You are the heirs of one of the country's great traditions – the progressive movement that started late in the l9th century and remade the American experience piece by piece until it peaked in the last third of the 20th century. I call it the progressive movement for lack of a more precise term. Its aim was to keep blood pumping through the veins of democracy when others were ready to call in the mortician. Progressives exalted and extended the original American revolution. They spelled out new terms of partnership between the people and their rulers.

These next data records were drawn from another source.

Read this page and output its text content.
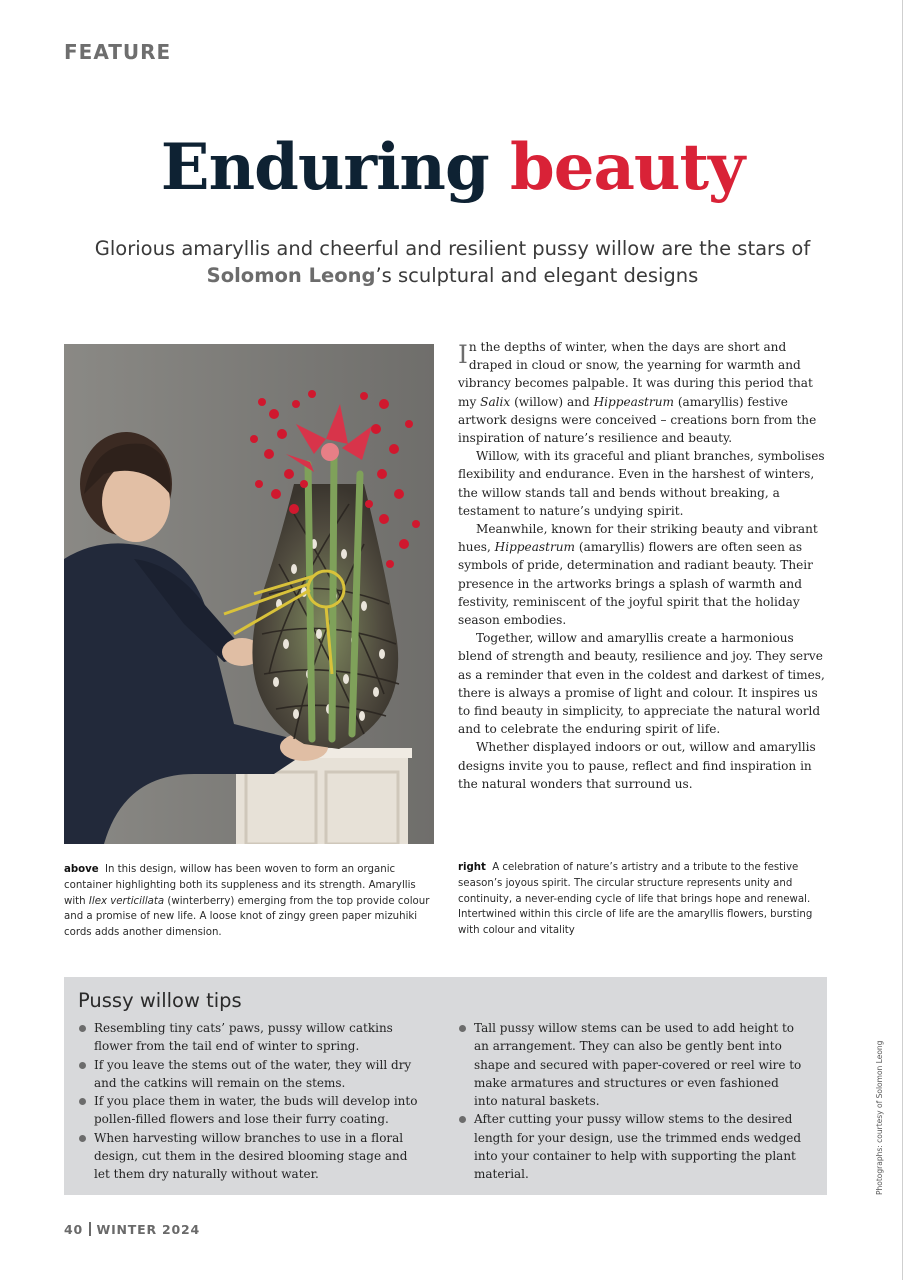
FEATURE
Enduring beauty
Glorious amaryllis and cheerful and resilient pussy willow are the stars of
Solomon Leong’s sculptural and elegant designs
above In this design, willow has been woven to form an organic container highlighting both its suppleness and its strength. Amaryllis with Ilex verticillata (winterberry) emerging from the top provide colour and a promise of new life. A loose knot of zingy green paper mizuhiki cords adds another dimension.

In the depths of winter, when the days are short and draped in cloud or snow, the yearning for warmth and vibrancy becomes palpable. It was during this period that my Salix (willow) and Hippeastrum (amaryllis) festive artwork designs were conceived – creations born from the inspiration of nature’s resilience and beauty.

Willow, with its graceful and pliant branches, symbolises flexibility and endurance. Even in the harshest of winters, the willow stands tall and bends without breaking, a testament to nature’s undying spirit.

Meanwhile, known for their striking beauty and vibrant hues, Hippeastrum (amaryllis) flowers are often seen as symbols of pride, determination and radiant beauty. Their presence in the artworks brings a splash of warmth and festivity, reminiscent of the joyful spirit that the holiday season embodies.

Together, willow and amaryllis create a harmonious blend of strength and beauty, resilience and joy. They serve as a reminder that even in the coldest and darkest of times, there is always a promise of light and colour. It inspires us to find beauty in simplicity, to appreciate the natural world and to celebrate the enduring spirit of life.

Whether displayed indoors or out, willow and amaryllis designs invite you to pause, reflect and find inspiration in the natural wonders that surround us.

right A celebration of nature’s artistry and a tribute to the festive season’s joyous spirit. The circular structure represents unity and continuity, a never-ending cycle of life that brings hope and renewal. Intertwined within this circle of life are the amaryllis flowers, bursting with colour and vitality
Pussy willow tips
Resembling tiny cats’ paws, pussy willow catkins flower from the tail end of winter to spring.
If you leave the stems out of the water, they will dry and the catkins will remain on the stems.
If you place them in water, the buds will develop into pollen-filled flowers and lose their furry coating.
When harvesting willow branches to use in a floral design, cut them in the desired blooming stage and let them dry naturally without water.
Tall pussy willow stems can be used to add height to an arrangement. They can also be gently bent into shape and secured with paper-covered or reel wire to make armatures and structures or even fashioned into natural baskets.
After cutting your pussy willow stems to the desired length for your design, use the trimmed ends wedged into your container to help with supporting the plant material.	Photographs: courtesy of Solomon Leong
40 WINTER 2024
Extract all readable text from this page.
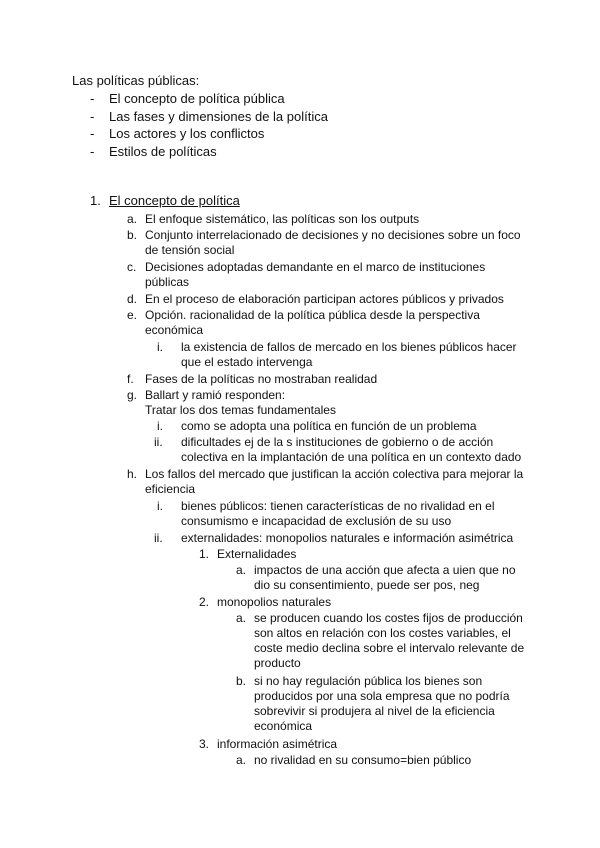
Las políticas públicas:
- El concepto de política pública
- Las fases y dimensiones de la política
- Los actores y los conflictos
- Estilos de políticas
1. El concepto de política
a. El enfoque sistemático, las políticas son los outputs
b. Conjunto interrelacionado de decisiones y no decisiones sobre un foco
de tensión social
c. Decisiones adoptadas demandante en el marco de instituciones
públicas
d. En el proceso de elaboración participan actores públicos y privados
e. Opción. racionalidad de la política pública desde la perspectiva
económica
i. la existencia de fallos de mercado en los bienes públicos hacer
que el estado intervenga
f. Fases de la políticas no mostraban realidad
g. Ballart y ramió responden:
Tratar los dos temas fundamentales
i. como se adopta una política en función de un problema
ii. dificultades ej de la s instituciones de gobierno o de acción
colectiva en la implantación de una política en un contexto dado
h. Los fallos del mercado que justifican la acción colectiva para mejorar la
eficiencia
i. bienes públicos: tienen características de no rivalidad en el
consumismo e incapacidad de exclusión de su uso
ii. externalidades: monopolios naturales e información asimétrica
1. Externalidades
a. impactos de una acción que afecta a uien que no
dio su consentimiento, puede ser pos, neg
2. monopolios naturales
a. se producen cuando los costes fijos de producción
son altos en relación con los costes variables, el
coste medio declina sobre el intervalo relevante de
producto
b. si no hay regulación pública los bienes son
producidos por una sola empresa que no podría
sobrevivir si produjera al nivel de la eficiencia
económica
3. información asimétrica
a. no rivalidad en su consumo=bien público
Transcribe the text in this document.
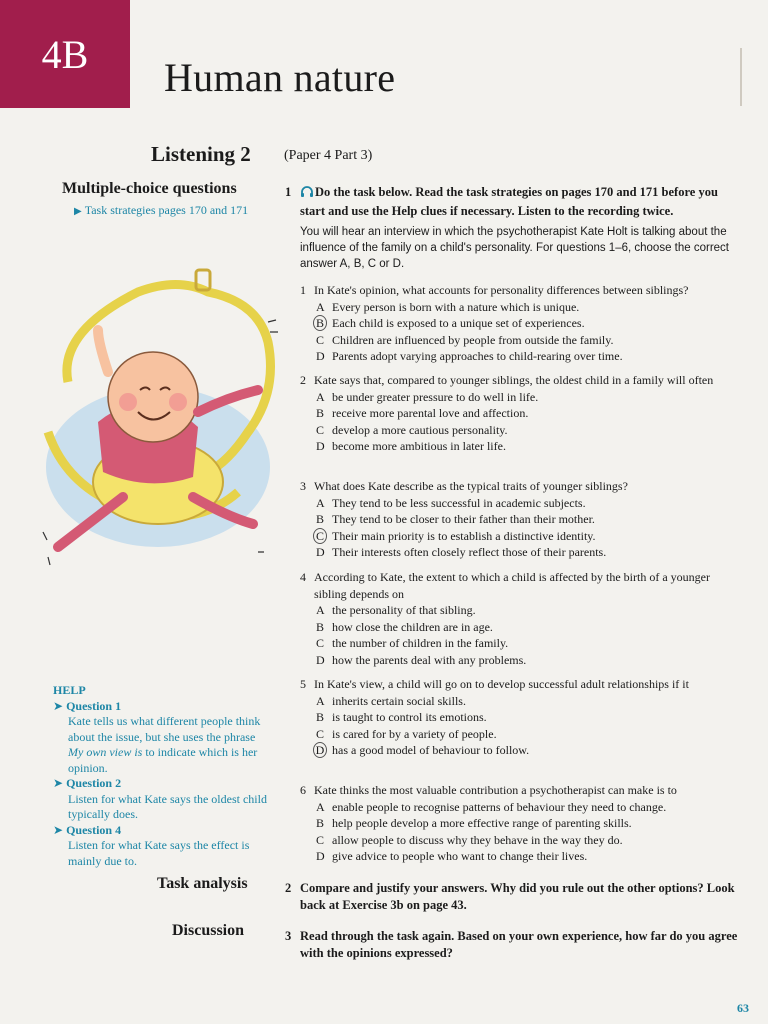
4B
Human nature
Listening 2 (Paper 4 Part 3)
Multiple-choice questions
▶ Task strategies pages 170 and 171
1 Do the task below. Read the task strategies on pages 170 and 171 before you start and use the Help clues if necessary. Listen to the recording twice.
You will hear an interview in which the psychotherapist Kate Holt is talking about the influence of the family on a child's personality. For questions 1–6, choose the correct answer A, B, C or D.
1 In Kate's opinion, what accounts for personality differences between siblings?
A Every person is born with a nature which is unique.
B Each child is exposed to a unique set of experiences.
C Children are influenced by people from outside the family.
D Parents adopt varying approaches to child-rearing over time.
2 Kate says that, compared to younger siblings, the oldest child in a family will often
A be under greater pressure to do well in life.
B receive more parental love and affection.
C develop a more cautious personality.
D become more ambitious in later life.
3 What does Kate describe as the typical traits of younger siblings?
A They tend to be less successful in academic subjects.
B They tend to be closer to their father than their mother.
C Their main priority is to establish a distinctive identity.
D Their interests often closely reflect those of their parents.
4 According to Kate, the extent to which a child is affected by the birth of a younger sibling depends on
A the personality of that sibling.
B how close the children are in age.
C the number of children in the family.
D how the parents deal with any problems.
5 In Kate's view, a child will go on to develop successful adult relationships if it
A inherits certain social skills.
B is taught to control its emotions.
C is cared for by a variety of people.
D has a good model of behaviour to follow.
6 Kate thinks the most valuable contribution a psychotherapist can make is to
A enable people to recognise patterns of behaviour they need to change.
B help people develop a more effective range of parenting skills.
C allow people to discuss why they behave in the way they do.
D give advice to people who want to change their lives.
HELP
➤ Question 1
Kate tells us what different people think about the issue, but she uses the phrase My own view is to indicate which is her opinion.
➤ Question 2
Listen for what Kate says the oldest child typically does.
➤ Question 4
Listen for what Kate says the effect is mainly due to.
Task analysis	2 Compare and justify your answers. Why did you rule out the other options? Look back at Exercise 3b on page 43.
Discussion	3 Read through the task again. Based on your own experience, how far do you agree with the opinions expressed?
63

And they kindled a flame that lit some of the most prosperous decades in modern history, not only here but in aspiring democracies everywhere, especially those of western Europe.

Step back with me to the curtain-raiser, the founding convention of the People's Party – better known as the Populists – in 1892. The members were mainly cotton and wheat farmers from the recently reconstructed South and the newly settled Great Plains, and they had come on hard, hard times, driven to the wall by falling prices for their crops on one hand and racking interest rates, freight charges and supply costs on the other. This in the midst of a booming and growing industrial America. They were angry, and their platform – issued deliberately on the 4th of July – pulled no punches. "We meet," it said, "in the midst of a nation brought to the verge of moral, political and material ruin....Corruption dominates the ballot box, the legislatures and the Congress and touches even the bench.....The newspapers are largely subsidized or muzzled, public opinion silenced....The fruits of the toil of millions are boldly stolen to build up colossal fortunes for a few."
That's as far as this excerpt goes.